Militares afirmam que tomaram o poder e impõem lei marcial, o primeiro-ministro fala em ato ilegal e Erdogan pede ao povo que vá para as ruas e impeça o golpe. 

"O poder no país foi tomado integralmente", avançava um comunicado militar, lido na emissora NTV, sem dar maiores detalhes.
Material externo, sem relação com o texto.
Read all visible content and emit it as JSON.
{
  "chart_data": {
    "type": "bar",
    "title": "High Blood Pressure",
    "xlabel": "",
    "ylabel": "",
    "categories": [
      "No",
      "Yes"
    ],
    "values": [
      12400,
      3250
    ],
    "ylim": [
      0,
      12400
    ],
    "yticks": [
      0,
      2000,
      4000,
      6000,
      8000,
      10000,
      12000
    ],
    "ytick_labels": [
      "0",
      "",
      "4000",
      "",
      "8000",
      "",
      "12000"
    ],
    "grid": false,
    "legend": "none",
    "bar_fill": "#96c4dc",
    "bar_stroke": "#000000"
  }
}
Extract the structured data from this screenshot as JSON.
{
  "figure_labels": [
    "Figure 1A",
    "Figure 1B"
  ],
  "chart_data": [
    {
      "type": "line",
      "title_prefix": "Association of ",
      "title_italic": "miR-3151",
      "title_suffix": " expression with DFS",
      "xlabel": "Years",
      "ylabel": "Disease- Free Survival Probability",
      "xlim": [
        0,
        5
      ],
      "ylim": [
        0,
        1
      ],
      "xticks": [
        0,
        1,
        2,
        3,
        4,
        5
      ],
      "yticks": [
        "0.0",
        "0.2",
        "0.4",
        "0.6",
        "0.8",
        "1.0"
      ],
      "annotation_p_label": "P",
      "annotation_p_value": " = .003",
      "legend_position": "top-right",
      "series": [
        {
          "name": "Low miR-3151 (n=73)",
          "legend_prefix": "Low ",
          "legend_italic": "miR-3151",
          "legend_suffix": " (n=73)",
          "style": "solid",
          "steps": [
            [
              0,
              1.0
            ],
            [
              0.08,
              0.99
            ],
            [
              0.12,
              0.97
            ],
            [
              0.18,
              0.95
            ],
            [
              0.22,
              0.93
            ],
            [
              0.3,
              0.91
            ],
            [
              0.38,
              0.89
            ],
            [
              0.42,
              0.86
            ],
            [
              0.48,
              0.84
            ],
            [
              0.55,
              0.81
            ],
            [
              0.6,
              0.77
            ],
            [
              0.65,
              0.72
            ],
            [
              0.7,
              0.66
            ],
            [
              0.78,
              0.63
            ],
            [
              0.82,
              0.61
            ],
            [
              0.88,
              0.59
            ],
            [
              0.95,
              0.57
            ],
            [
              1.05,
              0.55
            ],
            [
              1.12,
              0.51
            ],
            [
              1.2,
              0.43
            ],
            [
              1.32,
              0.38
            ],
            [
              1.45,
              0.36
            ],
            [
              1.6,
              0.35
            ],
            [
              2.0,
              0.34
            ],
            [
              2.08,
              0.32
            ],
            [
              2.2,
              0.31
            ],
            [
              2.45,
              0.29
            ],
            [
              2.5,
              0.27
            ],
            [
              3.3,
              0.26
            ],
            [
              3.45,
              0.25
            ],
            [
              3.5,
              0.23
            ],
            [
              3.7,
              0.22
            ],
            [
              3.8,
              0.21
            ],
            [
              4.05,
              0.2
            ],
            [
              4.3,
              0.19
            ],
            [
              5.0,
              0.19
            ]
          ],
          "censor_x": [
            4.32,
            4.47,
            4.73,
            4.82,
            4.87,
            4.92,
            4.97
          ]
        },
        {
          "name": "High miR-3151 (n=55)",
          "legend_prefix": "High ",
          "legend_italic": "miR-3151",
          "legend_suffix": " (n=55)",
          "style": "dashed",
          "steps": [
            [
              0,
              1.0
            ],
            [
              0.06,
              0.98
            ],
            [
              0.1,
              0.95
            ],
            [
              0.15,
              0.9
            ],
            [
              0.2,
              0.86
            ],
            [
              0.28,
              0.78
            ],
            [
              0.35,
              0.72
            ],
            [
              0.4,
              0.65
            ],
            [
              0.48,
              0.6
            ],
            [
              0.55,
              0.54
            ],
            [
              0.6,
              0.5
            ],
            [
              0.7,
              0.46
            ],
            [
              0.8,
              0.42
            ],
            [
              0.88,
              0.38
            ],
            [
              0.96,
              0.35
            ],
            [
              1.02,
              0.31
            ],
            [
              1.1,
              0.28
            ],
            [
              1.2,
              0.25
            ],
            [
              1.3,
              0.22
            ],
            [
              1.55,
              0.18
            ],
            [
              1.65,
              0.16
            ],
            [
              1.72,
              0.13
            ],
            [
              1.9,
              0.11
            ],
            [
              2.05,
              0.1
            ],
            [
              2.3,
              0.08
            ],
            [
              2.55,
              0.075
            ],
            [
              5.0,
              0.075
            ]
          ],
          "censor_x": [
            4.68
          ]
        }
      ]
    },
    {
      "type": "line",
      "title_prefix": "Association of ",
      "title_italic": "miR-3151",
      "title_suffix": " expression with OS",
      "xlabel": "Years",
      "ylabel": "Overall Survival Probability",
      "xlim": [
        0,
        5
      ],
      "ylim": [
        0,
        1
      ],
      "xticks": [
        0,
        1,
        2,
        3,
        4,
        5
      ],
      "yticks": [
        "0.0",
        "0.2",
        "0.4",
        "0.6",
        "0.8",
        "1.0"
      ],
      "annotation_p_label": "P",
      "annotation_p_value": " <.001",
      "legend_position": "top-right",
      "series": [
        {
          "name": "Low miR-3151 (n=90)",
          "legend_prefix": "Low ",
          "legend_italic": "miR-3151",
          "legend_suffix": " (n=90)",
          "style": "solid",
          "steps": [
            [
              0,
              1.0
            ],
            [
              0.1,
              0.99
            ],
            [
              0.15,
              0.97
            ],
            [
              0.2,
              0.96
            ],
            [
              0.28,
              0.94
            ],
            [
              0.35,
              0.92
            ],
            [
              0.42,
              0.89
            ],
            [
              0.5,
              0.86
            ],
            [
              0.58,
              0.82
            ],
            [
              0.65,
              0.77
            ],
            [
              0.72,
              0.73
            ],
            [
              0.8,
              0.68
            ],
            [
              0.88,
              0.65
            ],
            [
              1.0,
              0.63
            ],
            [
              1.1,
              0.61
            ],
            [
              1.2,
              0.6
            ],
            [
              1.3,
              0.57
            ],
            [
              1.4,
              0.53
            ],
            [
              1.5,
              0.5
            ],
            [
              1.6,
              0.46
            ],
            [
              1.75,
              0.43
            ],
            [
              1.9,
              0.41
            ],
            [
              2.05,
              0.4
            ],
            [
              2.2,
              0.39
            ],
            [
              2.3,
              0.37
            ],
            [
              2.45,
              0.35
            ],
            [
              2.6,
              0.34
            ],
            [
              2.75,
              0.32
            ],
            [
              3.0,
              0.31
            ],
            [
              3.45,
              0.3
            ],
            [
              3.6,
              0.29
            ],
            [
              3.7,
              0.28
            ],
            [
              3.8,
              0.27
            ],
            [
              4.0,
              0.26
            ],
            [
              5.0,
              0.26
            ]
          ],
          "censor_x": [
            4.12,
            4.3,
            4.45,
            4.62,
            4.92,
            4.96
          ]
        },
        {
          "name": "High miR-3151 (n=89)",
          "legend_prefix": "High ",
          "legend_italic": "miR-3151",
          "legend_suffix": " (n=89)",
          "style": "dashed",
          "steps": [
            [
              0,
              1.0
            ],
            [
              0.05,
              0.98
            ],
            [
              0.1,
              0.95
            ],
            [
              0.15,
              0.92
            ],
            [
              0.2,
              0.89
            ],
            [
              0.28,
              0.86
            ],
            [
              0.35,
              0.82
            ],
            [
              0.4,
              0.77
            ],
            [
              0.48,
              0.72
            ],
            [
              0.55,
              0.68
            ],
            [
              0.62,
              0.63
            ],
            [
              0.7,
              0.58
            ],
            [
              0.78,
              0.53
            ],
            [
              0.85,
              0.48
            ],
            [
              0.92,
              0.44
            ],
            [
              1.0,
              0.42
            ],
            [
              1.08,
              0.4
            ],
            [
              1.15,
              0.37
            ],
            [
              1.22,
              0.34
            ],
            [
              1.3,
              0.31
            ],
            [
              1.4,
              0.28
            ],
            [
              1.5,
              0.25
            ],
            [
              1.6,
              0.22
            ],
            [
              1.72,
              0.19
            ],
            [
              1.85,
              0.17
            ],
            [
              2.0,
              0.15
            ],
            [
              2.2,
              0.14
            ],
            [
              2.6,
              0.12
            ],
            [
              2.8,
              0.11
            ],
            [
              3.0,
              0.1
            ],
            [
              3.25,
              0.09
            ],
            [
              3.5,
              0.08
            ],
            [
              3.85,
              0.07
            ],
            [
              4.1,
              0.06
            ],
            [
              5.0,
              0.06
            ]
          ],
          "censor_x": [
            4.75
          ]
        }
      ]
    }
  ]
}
O site do exército não estava disponível no momento do anúncio.

"O general Hulusi Akar, chefe do Estado Maior do Exército, é mantido refém pelos militares golpistas, que tentam um levante", noticiou a agência pró-governamental Anatolia.

Antes, o primeiro-ministro turco tinha denunciado o que chamou de uma "tentativa ilegal" de ação por parte de elementos do exército turco, depois de pontes terem sido parcialmente fechadas em Istambul e de caças sobrevoarem Ancara a baixa altitude.

"Estamos a trabalhar com a possibilidade de uma tentativa [de ação ilegal]. Nós não vamos permitir esta tentativa", declarou Yildirim, por telefone, à emissora de televisão NTV, sem detalhar a natureza desta ação. "Aqueles que participam deste ato ilegal vão pagar um preço alto", garantiu o responsável, minimizando o episódio - segundo ele não seria correto descrever esta ação como um "golpe".

A imprensa turca fazia alusão a "uma tentativa de golpe de Estado" e a emissora CNN-Türk reportou uma mobilização "extraordinária" em frente à sede do estado maior do exército.

O Presidente turco, Tayyp Erdogan, está em local seguro, avança fonte do gabinete presidencial, citada pela agência Reuters.

Escreve a CNN que a televisão nacional turca avança que foi imposta a lei marcial no país, em nome do "Conselho de Paz da Nação".

Os media avançam que as pessoas estão a fazer uma corrida aos multibancos nas restantes cidades do país. 

O Palácio Presidencial de Ancara está cercado por militares, escreve a Renascença. A AFP adianta que tanques cercam Parlamento turco em Ancara.

O presidente Tayyip Erdogan pediu aos turcos que vão às ruas e resistam à "tentativa de golpe de Estado" lançada por "uma minoria dentro do Exército".

Entretanto, uma violenta explosão sacudiu o centro de Ancara, capital da Turquia, sobrevoada por jatos e helicópteros. Até o momento, ignora-se a causa da explosão. Em Istambul ouvem-se tiros, e várias pessoas sairam à rua, desafiando a ordem militar, num aparente apoio ao atual presidente.

O secretário de Estado americano, John Kerry, que está em Moscovo, onde negoceia os termos de uma possível trégua na Síria, disse esperar que a paz e a "continuidade" reinem na Turquia. A Casa Branca informou que o presidente Barack Obama está a ser informado sobre a situação em Ancara pela sua equipa de Segurança Nacional. De acordo com o porta-voz do Conselho de Segurança Nacional, Ned Price, "o presidente continuará a receber atualizações regulares".

Já o governo grego anunciou que "acompanha a situação com sangue-frio". O primeiro-ministro grego, Alexis Tsipras, "foi informado pelo chefe dos Serviços Secretos gregos" da evolução dos acontecimentos no país vizinho e pediu que o ministro da Defesa, Panos Kammenos, e o chefe do Estado-Maior também sejam atualizados. O canal público grego Ert1 interrompeu sua programação para acompanhar ao vivo o que se passa na Turquia.

Nesse contexto de tensão crescente, a chefe da diplomacia europeia, Federica Mogherini, pediu "contenção" e "respeito pelas instituições democráticas".